Brunetta: l’art. 18 garantisce solo i padri

Nuovo intervento a gamba tesa del Ministro Brunetta che questa volta si scaglia contro l’articolo 18 dello statuto dei lavoratori.
Secondo il ministro in Italia il welfare è mal distribuito: “spendiamo troppo per i padri e poco per i figli”.
Brunetta ha ricordato che in Italia si spende moltissimo “per finte pensioni d’invalidità e quasi nulla in incentivi ai giovani per borse di studio e affitti”. Il sistema assistenziale italiano protegge chi è già entrato nel mondo del lavoro o chi ne è già uscito, ma non crea le condizioni necessarie affinchè i giovani, vero motore del paese, abbiano una reale “uguaglianza di opportunità”.
“Con questo sistema – ha aggiunto Brunetta – le famiglie, per compassione, si tengono in casa i figli fino a tarda età”. Il governo, ha annunciato, lavorerà per riequilibrare questa situazione, anche se non sarà facile data la portata della riforma proposta. Nessuna conferma ufficiale arriva però dagli altri membri del governo, molto disturbati da flusso continuo di dichiarazioni ad effetto del Ministro Brunetta. Sembra che Tremonti sia il più infuriato per le continue polemiche sollevate dall'esplosività del neo candidato a sindaco a Venezia.
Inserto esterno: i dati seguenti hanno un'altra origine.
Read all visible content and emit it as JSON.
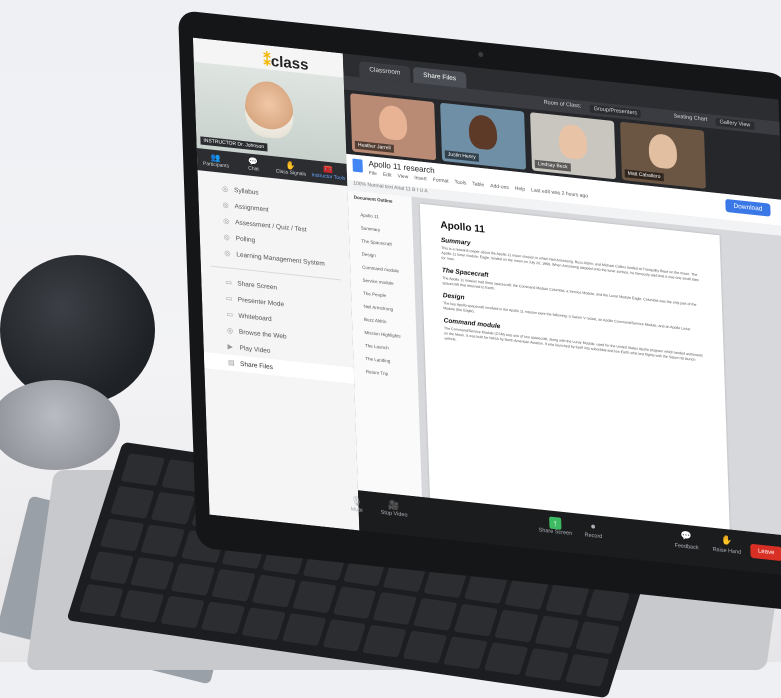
{
  "app": {
    "logo": "class"
  },
  "instructor": {
    "badge": "INSTRUCTOR",
    "name": "Dr. Johnson"
  },
  "tools": [
    {
      "label": "Participants",
      "icon": "participants-icon",
      "glyph": "👥"
    },
    {
      "label": "Chat",
      "icon": "chat-icon",
      "glyph": "💬"
    },
    {
      "label": "Class Signals",
      "icon": "signals-icon",
      "glyph": "✋"
    },
    {
      "label": "Instructor Tools",
      "icon": "tools-icon",
      "glyph": "🧰"
    }
  ],
  "menu": {
    "group1": [
      {
        "label": "Syllabus",
        "glyph": "◎"
      },
      {
        "label": "Assignment",
        "glyph": "◎"
      },
      {
        "label": "Assessment / Quiz / Test",
        "glyph": "◎"
      },
      {
        "label": "Polling",
        "glyph": "◎"
      },
      {
        "label": "Learning Management System",
        "glyph": "◎"
      }
    ],
    "group2": [
      {
        "label": "Share Screen",
        "glyph": "▭"
      },
      {
        "label": "Presenter Mode",
        "glyph": "▭"
      },
      {
        "label": "Whiteboard",
        "glyph": "▭"
      },
      {
        "label": "Browse the Web",
        "glyph": "◎"
      },
      {
        "label": "Play Video",
        "glyph": "▶"
      },
      {
        "label": "Share Files",
        "glyph": "▤"
      }
    ]
  },
  "tabs": [
    "Classroom",
    "Share Files"
  ],
  "toolbar": {
    "room_label": "Room of Class:",
    "room_value": "Group/Presenters",
    "seating_label": "Seating Chart",
    "view_label": "Gallery View"
  },
  "participants": [
    {
      "name": "Heather Jarrell",
      "bg": "#b98a74",
      "skin": "#e7b394"
    },
    {
      "name": "Justin Henry",
      "bg": "#6e8fa6",
      "skin": "#5d3a28"
    },
    {
      "name": "Lindsay Beck",
      "bg": "#c9c6c0",
      "skin": "#e9c3a6"
    },
    {
      "name": "Matt Cabaltero",
      "bg": "#6b5644",
      "skin": "#e2bfa0"
    }
  ],
  "doc": {
    "title": "Apollo 11 research",
    "menus": [
      "File",
      "Edit",
      "View",
      "Insert",
      "Format",
      "Tools",
      "Table",
      "Add-ons",
      "Help",
      "Last edit was 2 hours ago"
    ],
    "download": "Download",
    "format_bar": "100%   Normal text   Arial   11   B  I  U  A",
    "outline_title": "Document Outline",
    "outline": [
      "Apollo 11",
      "Summary",
      "The Spacecraft",
      "Design",
      "Command module",
      "Service module",
      "The People",
      "Neil Armstrong",
      "Buzz Aldrin",
      "Mission Highlights",
      "The Launch",
      "The Landing",
      "Return Trip"
    ],
    "heading": "Apollo 11",
    "sections": [
      {
        "h": "Summary",
        "p": "This is a research paper about the Apollo 11 moon mission in which Neil Armstrong, Buzz Aldrin, and Michael Collins landed at Tranquility Base on the moon. The Apollo 11 lunar module, Eagle, landed on the moon on July 20, 1969. When Armstrong stepped onto the lunar surface, he famously said that it was one small step for man."
      },
      {
        "h": "The Spacecraft",
        "p": "The Apollo 11 mission had three spacecraft: the Command Module Columbia, a Service Module, and the Lunar Module Eagle. Columbia was the only part of the spacecraft that returned to Earth."
      },
      {
        "h": "Design",
        "p": "The key Apollo spacecraft involved in the Apollo 11 mission were the following: a Saturn V rocket, an Apollo Command/Service Module, and an Apollo Lunar Module (the Eagle)."
      },
      {
        "h": "Command module",
        "p": "The Command/Service Module (CSM) was one of two spacecraft, along with the Lunar Module, used for the United States Apollo program which landed astronauts on the Moon. It was built for NASA by North American Aviation. It was launched by itself into suborbital and low Earth orbit test flights with the Saturn IB launch vehicle."
      }
    ]
  },
  "controls": {
    "mute": "Mute",
    "stop_video": "Stop Video",
    "share_screen": "Share Screen",
    "record": "Record",
    "feedback": "Feedback",
    "raise_hand": "Raise Hand",
    "leave": "Leave"
  },
  "colors": {
    "accent": "#3b78e7",
    "leave": "#d93025",
    "share": "#3dbb63"
  }
}
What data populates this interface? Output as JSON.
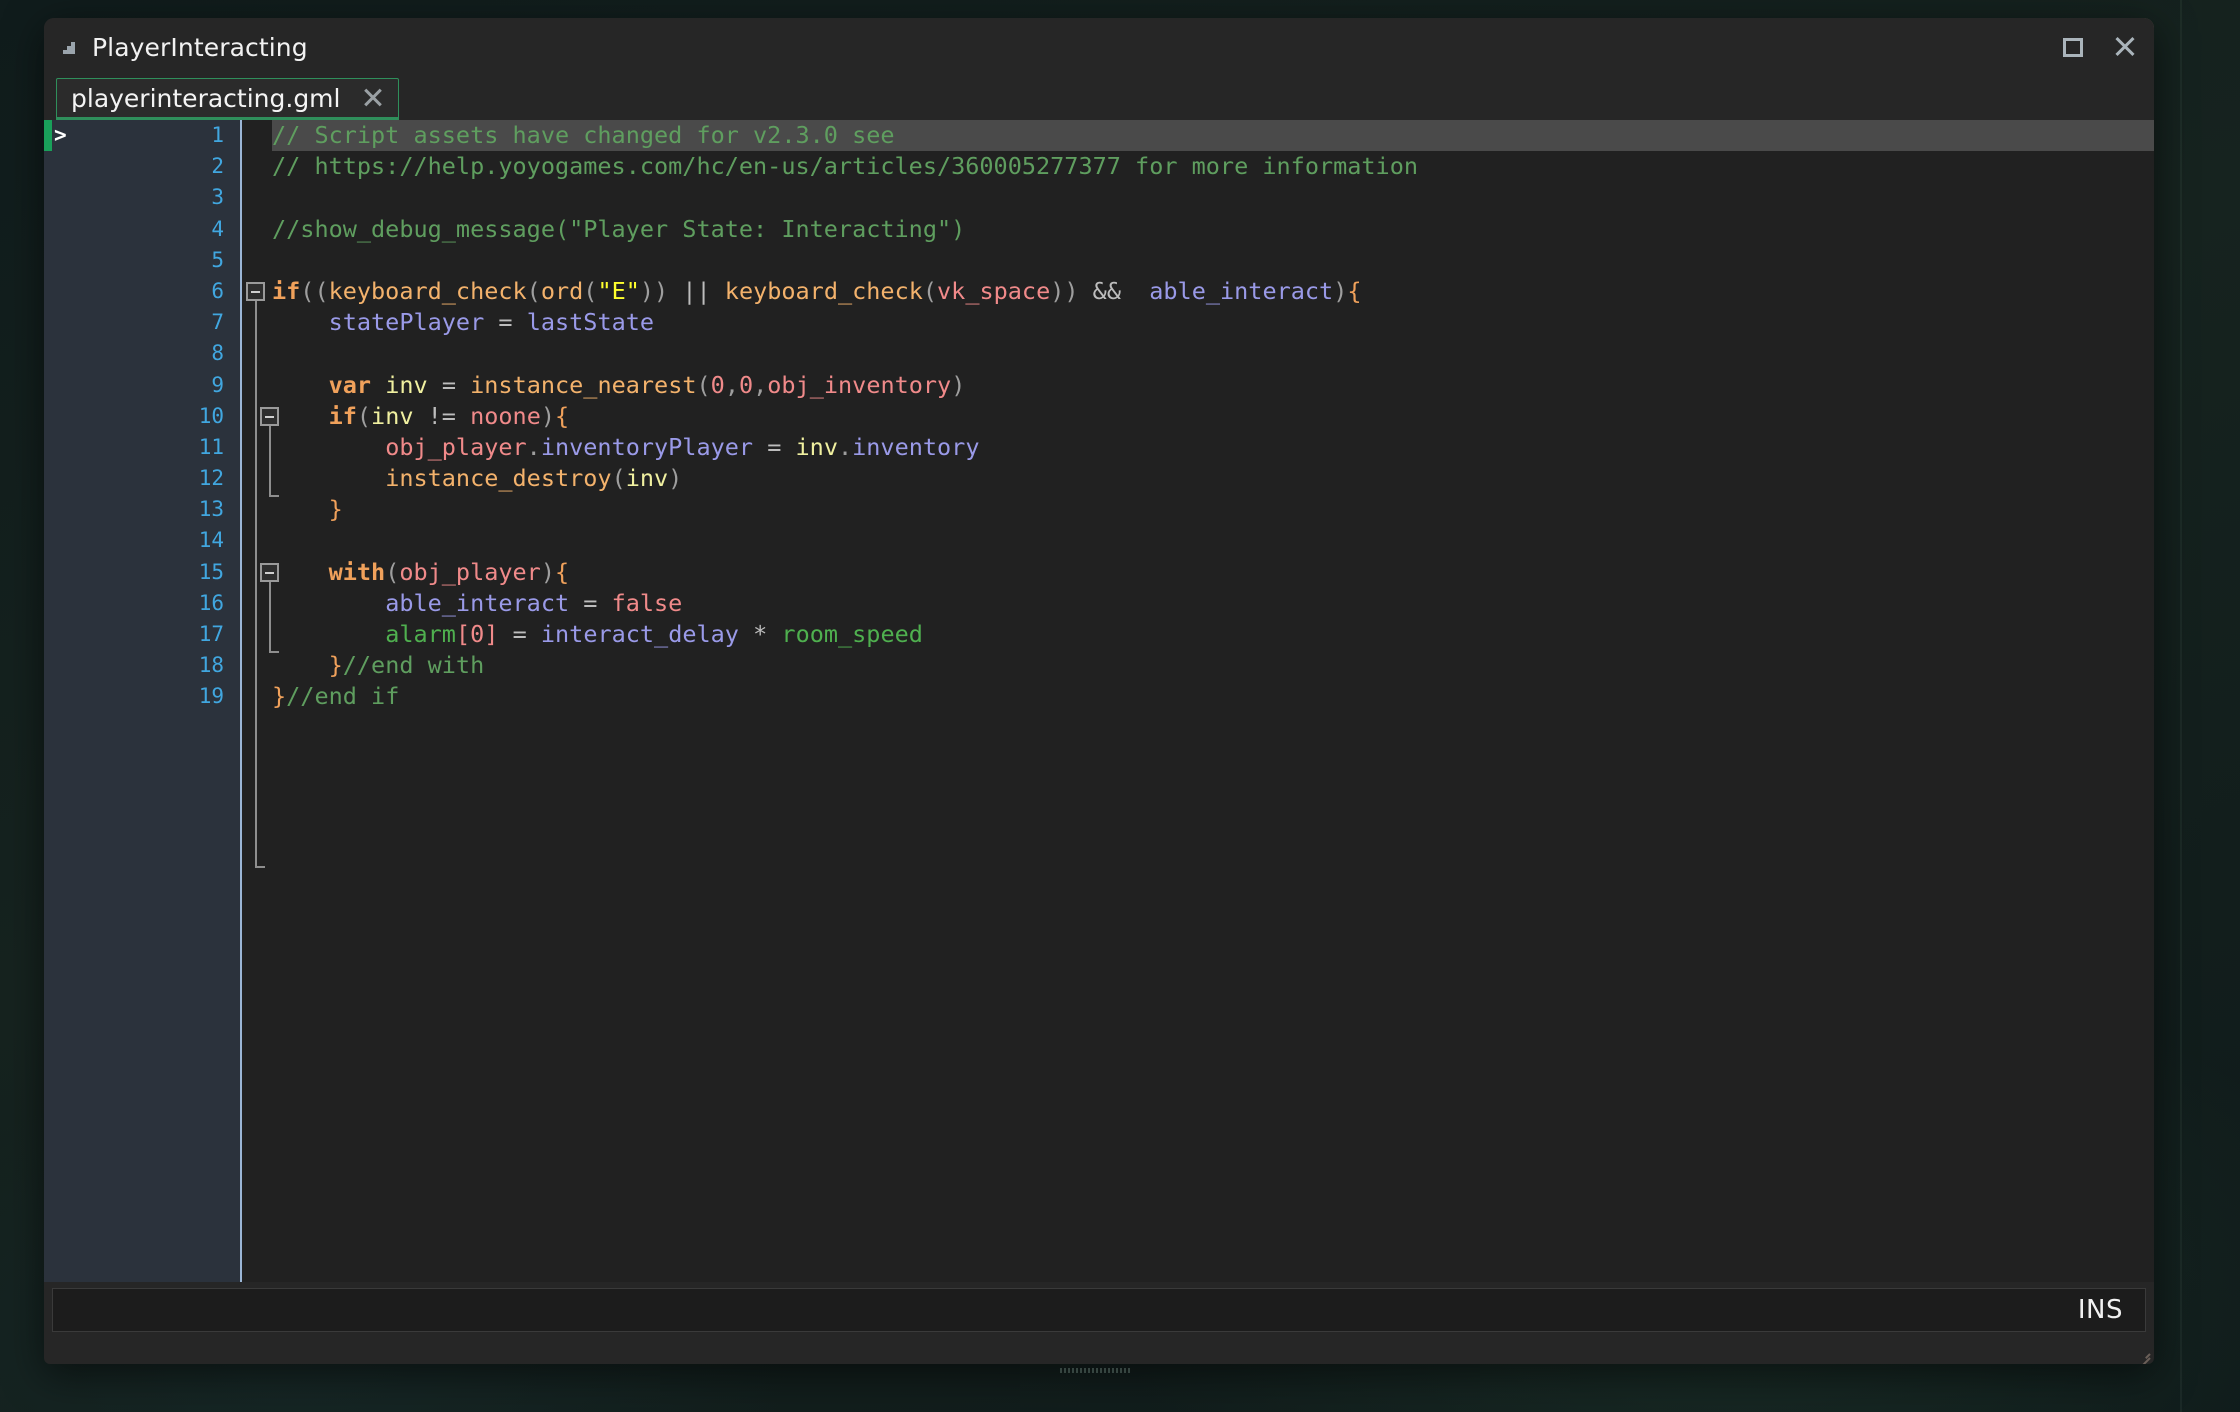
{
  "window": {
    "title": "PlayerInteracting",
    "icon": "app-triangle-icon",
    "controls": {
      "maximize_label": "Restore",
      "close_label": "Close"
    }
  },
  "tabs": [
    {
      "label": "playerinteracting.gml",
      "active": true,
      "close_label": "Close tab"
    }
  ],
  "editor": {
    "current_line": 1,
    "line_numbers": [
      "1",
      "2",
      "3",
      "4",
      "5",
      "6",
      "7",
      "8",
      "9",
      "10",
      "11",
      "12",
      "13",
      "14",
      "15",
      "16",
      "17",
      "18",
      "19"
    ],
    "lines": [
      {
        "n": 1,
        "text": "// Script assets have changed for v2.3.0 see"
      },
      {
        "n": 2,
        "text": "// https://help.yoyogames.com/hc/en-us/articles/360005277377 for more information"
      },
      {
        "n": 3,
        "text": ""
      },
      {
        "n": 4,
        "text": "//show_debug_message(\"Player State: Interacting\")"
      },
      {
        "n": 5,
        "text": ""
      },
      {
        "n": 6,
        "text": "if((keyboard_check(ord(\"E\")) || keyboard_check(vk_space)) &&  able_interact){"
      },
      {
        "n": 7,
        "text": "    statePlayer = lastState"
      },
      {
        "n": 8,
        "text": ""
      },
      {
        "n": 9,
        "text": "    var inv = instance_nearest(0,0,obj_inventory)"
      },
      {
        "n": 10,
        "text": "    if(inv != noone){"
      },
      {
        "n": 11,
        "text": "        obj_player.inventoryPlayer = inv.inventory"
      },
      {
        "n": 12,
        "text": "        instance_destroy(inv)"
      },
      {
        "n": 13,
        "text": "    }"
      },
      {
        "n": 14,
        "text": ""
      },
      {
        "n": 15,
        "text": "    with(obj_player){"
      },
      {
        "n": 16,
        "text": "        able_interact = false"
      },
      {
        "n": 17,
        "text": "        alarm[0] = interact_delay * room_speed"
      },
      {
        "n": 18,
        "text": "    }//end with"
      },
      {
        "n": 19,
        "text": "}//end if"
      }
    ],
    "caret_marker": ">"
  },
  "status_bar": {
    "insert_mode": "INS"
  },
  "colors": {
    "desktop": "#132020",
    "window_chrome": "#262626",
    "editor_bg": "#212121",
    "gutter_bg": "#2b323c",
    "line_number": "#41a7e0",
    "current_line_highlight": "#4a4a4a",
    "tab_accent": "#2f8f5b",
    "change_marker": "#19a05a",
    "comment": "#5f9e5f",
    "keyword": "#f0a15b",
    "function": "#f3b26c",
    "string": "#ffff2d",
    "constant": "#f08a8a",
    "variable": "#9a9ae8",
    "local_var": "#f0f0a0",
    "builtin": "#4fb04f",
    "operator": "#bdbdbd",
    "gutter_separator": "#9bb6d6"
  }
}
Sia i sindacati sia le opposizioni si sono immediatamente scagliati contro quella che è stata definita “l’ennesima sparata” di Brunetta, che, sostiene la Bindi, “lancia messaggi ideologici da pasdaran della deregulation dei diritti”. “Sono i padri – ha aggiunto la Bindi- anche quando sono in cassa integrazione, a dare un minimo di certezza ai figli.